NASH hastalığının yakın gelecekte ülkemiz ve dünyada çok büyük problem oluşturacağını ifade eden Prof. Dr. Yılmaz, “Çünkü sıklığı giderek artıyor. Örneğin; ABD’de günümüzde karaciğer nakillerinin en sık ikinci nedeni. Giderek sıklığı artıyor. Gelecek 10 yılda en sık karaciğer nakline ihtiyaç duyacak hastalık olacak gibi duruyor. Ne yazık ki bu hastalığın kanıtlanmış bir ilaç tedavisi yok. Sağlıklı beslenmeyi mutlaka yaşam tarzı olarak benimsemeliyiz. Haftanın 3-5 günü en az 30 dakika en azından tempolu yürüyüş yapmalıyız. Hem diyet hem egzersiz etkisi kanıtlanmış en iyi tedavi yöntemi” şeklinde konuştu.
Sempozyuma katılan İstanbul Sağlık Müdürü Prof. Dr. Kemal Memişoğlu da şöyle konuştu: “Hastalanmadan sağlımızı korumak önemli. Toplumlarda yaklaşık 3 kişiden birinde yağlı karaciğer olabiliyor. Bunun en büyük nedenlerinden birisi beslenme alışkanlığının kötülüğü ve egzersizlerin iyi yapılamaması. Toplumuzda morbid (aşırı kilolu) dediğimiz hastalık riski büyük. Bu nedenle özellikle karaciğerde yağlanmayı önleyici faaliyetlere destek veriyoruz.”

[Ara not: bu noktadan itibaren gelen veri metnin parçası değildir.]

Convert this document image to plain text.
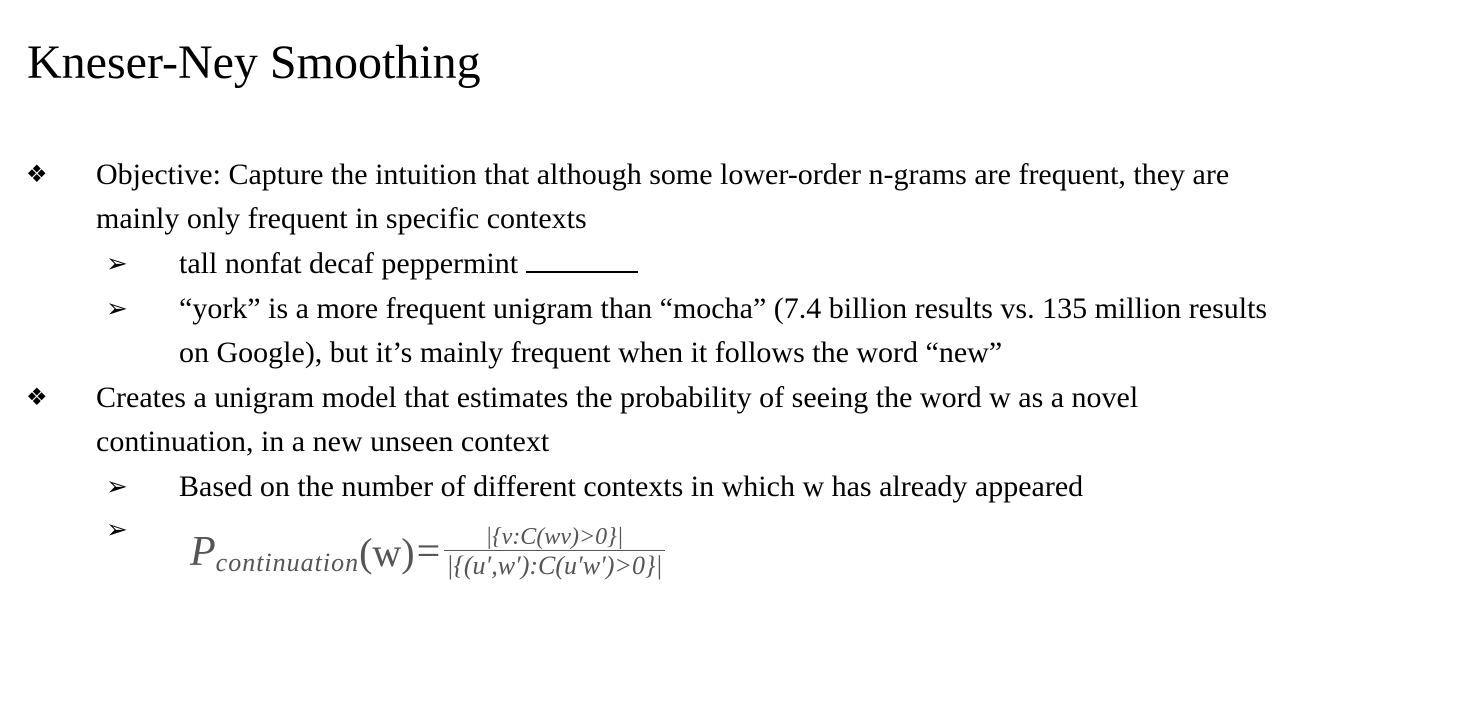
Kneser-Ney Smoothing
❖ Objective: Capture the intuition that although some lower-order n-grams are frequent, they are
mainly only frequent in specific contexts
➢ tall nonfat decaf peppermint
➢ “york” is a more frequent unigram than “mocha” (7.4 billion results vs. 135 million results
on Google), but it’s mainly frequent when it follows the word “new”
❖ Creates a unigram model that estimates the probability of seeing the word w as a novel
continuation, in a new unseen context
➢ Based on the number of different contexts in which w has already appeared
➢ P continuation $(w) = \frac{|\{v:C(wv)>0\}|}{|\{(u',w'):C(u'w')>0\}|}$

Dernek hakkında bilgi veren TKAD Başkanı Prof. Dr. Ramazan İdilman, “Derneğimizin amacı, karaciğer ve karaciğer hastalıklarıyla ilgili araştırmaları desteklemek, bilimsel aktiviteler yapmak, araştırma ortamı sağlamak, konu ile ilgilenen bilim insanlarını bir araya toplamak, bunlar arasında fikir alışverişinde bulunmayı sağlamak için ortam hazırlamak, ulusal ve uluslararası paydalarla birlikte işbirliği yapmak ve insan sağlığına hizmet sunmak. Yakın zamanda derneğimizin özel ilgili alanı çalışma grupları kuruldu. Toplam 10 ilgi alanı çalışma grubumuz var. Yağlı karaciğer hastalık grubumuz bunlardan bir tanesidir” diye konuştu.